PALPS. In general very similar to C. phyllicola (cf. figs 170–171 in Huber 2011); proximal segments apparently indistinguishable; procursus with two split hairs dorsally and with slender mostly weakly sclerotized tip (Figs 60– 61); appendix very slender, especially distally (Fig. 62).

LEGS. Without spines and curved hairs; few vertical hairs; retrolateral trichobothrium on tibia 1 at 2%; prolateral trichobothrium absent on tibia 1, present on other tibiae; tarsus 1 pseudosegments very indistinct, only distally a few visible in dissecting microscope.

Male (variation). Tibia 1 in 11 other males: 7.0–8.5 (mean 7.6).
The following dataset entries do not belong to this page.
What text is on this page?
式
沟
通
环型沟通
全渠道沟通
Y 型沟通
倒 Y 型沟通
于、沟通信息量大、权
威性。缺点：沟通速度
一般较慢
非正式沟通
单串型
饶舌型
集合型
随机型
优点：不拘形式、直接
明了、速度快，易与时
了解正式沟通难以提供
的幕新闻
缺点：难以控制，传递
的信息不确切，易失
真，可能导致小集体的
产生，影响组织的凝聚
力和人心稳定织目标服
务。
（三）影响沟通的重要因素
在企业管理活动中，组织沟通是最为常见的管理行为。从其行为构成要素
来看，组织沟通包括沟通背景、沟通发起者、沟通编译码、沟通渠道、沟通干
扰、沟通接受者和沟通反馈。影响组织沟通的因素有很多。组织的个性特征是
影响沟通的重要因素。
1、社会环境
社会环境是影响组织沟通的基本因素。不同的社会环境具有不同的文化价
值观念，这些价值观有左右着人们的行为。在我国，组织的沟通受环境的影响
Female. In general similar to male; eye triads slightly closer together (distance PME-PME 210 µm). Tibia 1 in 9 females: 5.4–6.7 (mean 6.0). Epigynum very simple, very similar to C. bidayuh, almost entirely unsclerotized (Fig. 63); with simple short posterior ‘knob’; internal genitalia as in Fig. 64, with pair of membranous ‘sacs’. Natural history. At the type locality the spiders were found on the undersides of palm leaves. One male had an ectoparasitic mite on its prosoma (Fig. 18; cf. C. dinagat below).

Distribution. Apparently widespread in Borneo, but known from only two localities (Fig. 282).